Coolant is always in contact with the radiator. More flow rate through the cpu/engine means that the equilibrium temperature reached will be based on the radiator's ability to remove heat from the coolant. A car thermostat blocks most of the coolant flow upon a cold start, forcing engine heat to remain in the engine until it reaches a preset temperature. At somewhere between 180-195 degrees F, the thermostat opens and then through varying the system flow rate maintains engine temperature. Take the thermostat out and an engine will take a very long time to heat up, reaching its maximum temp at a lower value than optimum.
For a cpu, you have no thermostat. You do not want one. Cooler is better. Flow rates through the cpu cooling block are likely to be better than needed compared to the radiators ability to throw off heat.
In any event, the cooling system in your computer has a 100% cpu load equilibrium temperature of X. X is also the maximum operating temperature. Idle temps are meaningless. How fast you system reaches it's maximum temp is not relevant. Increasing flow rates/water block effeciency will impact this non-relevant factor. It will only impact system equilibrium when it is woefully inadequate as part of a properly designed balanced system, (very unlikely). That leaves the radiator/fan as the single most important component to modify.
An exception: Your goal is to OC a D805 to 4GHz, run a 2 minute benchmark, publish it and then throw the system away...

 

[Mugz]

The 15V pump casing melted. The pump itself seized. The concept has been killed. It doesn't work.

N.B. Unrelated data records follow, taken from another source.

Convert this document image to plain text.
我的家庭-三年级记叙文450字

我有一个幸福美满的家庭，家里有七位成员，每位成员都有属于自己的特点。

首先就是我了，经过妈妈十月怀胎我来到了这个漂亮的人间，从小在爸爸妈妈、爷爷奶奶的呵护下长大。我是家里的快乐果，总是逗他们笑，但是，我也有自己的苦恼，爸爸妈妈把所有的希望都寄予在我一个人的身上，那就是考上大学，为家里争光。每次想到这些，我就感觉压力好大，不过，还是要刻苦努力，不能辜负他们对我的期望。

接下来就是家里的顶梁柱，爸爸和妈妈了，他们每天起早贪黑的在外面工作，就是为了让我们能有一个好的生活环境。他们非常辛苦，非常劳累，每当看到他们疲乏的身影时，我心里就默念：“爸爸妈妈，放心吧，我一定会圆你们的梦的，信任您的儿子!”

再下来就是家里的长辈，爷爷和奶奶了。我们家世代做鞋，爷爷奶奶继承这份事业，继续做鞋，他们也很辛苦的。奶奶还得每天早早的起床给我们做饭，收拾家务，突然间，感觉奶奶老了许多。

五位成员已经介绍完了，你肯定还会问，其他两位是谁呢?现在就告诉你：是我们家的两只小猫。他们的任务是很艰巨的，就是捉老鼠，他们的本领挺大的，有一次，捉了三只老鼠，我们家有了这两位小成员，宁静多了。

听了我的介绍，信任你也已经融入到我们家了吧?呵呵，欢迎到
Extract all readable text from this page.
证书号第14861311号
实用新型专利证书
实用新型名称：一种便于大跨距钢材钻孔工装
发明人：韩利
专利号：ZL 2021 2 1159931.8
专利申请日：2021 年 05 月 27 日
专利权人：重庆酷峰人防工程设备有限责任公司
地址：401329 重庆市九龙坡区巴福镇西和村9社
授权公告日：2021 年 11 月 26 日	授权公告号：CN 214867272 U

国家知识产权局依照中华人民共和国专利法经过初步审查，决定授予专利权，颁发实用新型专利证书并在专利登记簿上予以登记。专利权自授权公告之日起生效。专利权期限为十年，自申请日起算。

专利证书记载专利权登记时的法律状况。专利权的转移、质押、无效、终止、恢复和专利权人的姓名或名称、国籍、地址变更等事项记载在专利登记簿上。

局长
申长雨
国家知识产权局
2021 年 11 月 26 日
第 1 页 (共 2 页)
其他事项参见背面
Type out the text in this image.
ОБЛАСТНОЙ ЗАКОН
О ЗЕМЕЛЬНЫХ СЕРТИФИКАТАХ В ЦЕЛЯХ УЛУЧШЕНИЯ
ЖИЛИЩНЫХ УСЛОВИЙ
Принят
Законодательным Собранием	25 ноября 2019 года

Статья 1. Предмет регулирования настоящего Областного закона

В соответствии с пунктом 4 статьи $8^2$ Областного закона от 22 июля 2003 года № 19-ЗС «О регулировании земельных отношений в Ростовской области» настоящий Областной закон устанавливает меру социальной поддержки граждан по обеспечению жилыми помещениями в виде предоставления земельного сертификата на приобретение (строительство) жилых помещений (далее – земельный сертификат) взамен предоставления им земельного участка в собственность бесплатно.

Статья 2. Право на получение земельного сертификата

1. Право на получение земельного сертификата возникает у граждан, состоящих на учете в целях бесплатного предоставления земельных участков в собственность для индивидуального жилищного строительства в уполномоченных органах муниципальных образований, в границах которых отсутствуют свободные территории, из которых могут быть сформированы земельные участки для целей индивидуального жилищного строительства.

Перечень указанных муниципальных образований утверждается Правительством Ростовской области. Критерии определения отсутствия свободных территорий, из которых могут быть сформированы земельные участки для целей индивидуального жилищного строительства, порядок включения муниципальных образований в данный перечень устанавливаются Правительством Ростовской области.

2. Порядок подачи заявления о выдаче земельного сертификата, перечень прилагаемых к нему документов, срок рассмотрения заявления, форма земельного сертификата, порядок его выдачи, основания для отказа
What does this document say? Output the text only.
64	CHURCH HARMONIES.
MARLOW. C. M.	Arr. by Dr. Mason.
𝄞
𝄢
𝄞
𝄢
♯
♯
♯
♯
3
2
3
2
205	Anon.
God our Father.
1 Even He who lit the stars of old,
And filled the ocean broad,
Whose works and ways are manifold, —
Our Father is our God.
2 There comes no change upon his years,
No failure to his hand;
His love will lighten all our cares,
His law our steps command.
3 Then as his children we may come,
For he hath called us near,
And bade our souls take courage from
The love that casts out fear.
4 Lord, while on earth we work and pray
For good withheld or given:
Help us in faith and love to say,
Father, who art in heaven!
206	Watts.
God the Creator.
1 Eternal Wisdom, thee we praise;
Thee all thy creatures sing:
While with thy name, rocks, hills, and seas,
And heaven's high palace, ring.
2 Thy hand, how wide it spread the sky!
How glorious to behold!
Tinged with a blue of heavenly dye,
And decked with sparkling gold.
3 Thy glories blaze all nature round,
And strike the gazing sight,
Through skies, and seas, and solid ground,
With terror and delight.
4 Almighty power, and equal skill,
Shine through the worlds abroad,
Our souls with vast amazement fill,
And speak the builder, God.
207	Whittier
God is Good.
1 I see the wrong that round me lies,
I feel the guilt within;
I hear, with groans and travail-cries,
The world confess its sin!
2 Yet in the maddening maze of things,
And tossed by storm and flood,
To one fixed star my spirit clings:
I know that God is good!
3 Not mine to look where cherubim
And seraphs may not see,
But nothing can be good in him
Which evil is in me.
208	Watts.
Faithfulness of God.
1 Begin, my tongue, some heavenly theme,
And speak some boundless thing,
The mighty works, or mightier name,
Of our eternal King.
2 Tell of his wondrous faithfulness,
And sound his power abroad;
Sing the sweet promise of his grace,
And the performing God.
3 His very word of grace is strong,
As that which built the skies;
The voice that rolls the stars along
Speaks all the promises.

In any case, the pump was transferring large amounts of heat to the coolant while overvolted.

The concept is flawed. Next!

 

[Rugger]

Here is a link to a thread where Cathar talks about "How much pump is enough?" In one of the replies there is a link to equipment that will allow you to overvolt your pump. There are only a few pumps that really benefit from overvolting - the most significant is the MCP600 - now known as the Aquaxtreme 50Z. It is only a slight overvolt, 12V to 13.8V. One of the major things that you have to worry about with overvolting is adding a lot of heat to your watercooling system, but this particular overvolt isn't too significant because the 50Z sheds very little heat, something on the order of 3W. Great thread that I highly recommend you reading.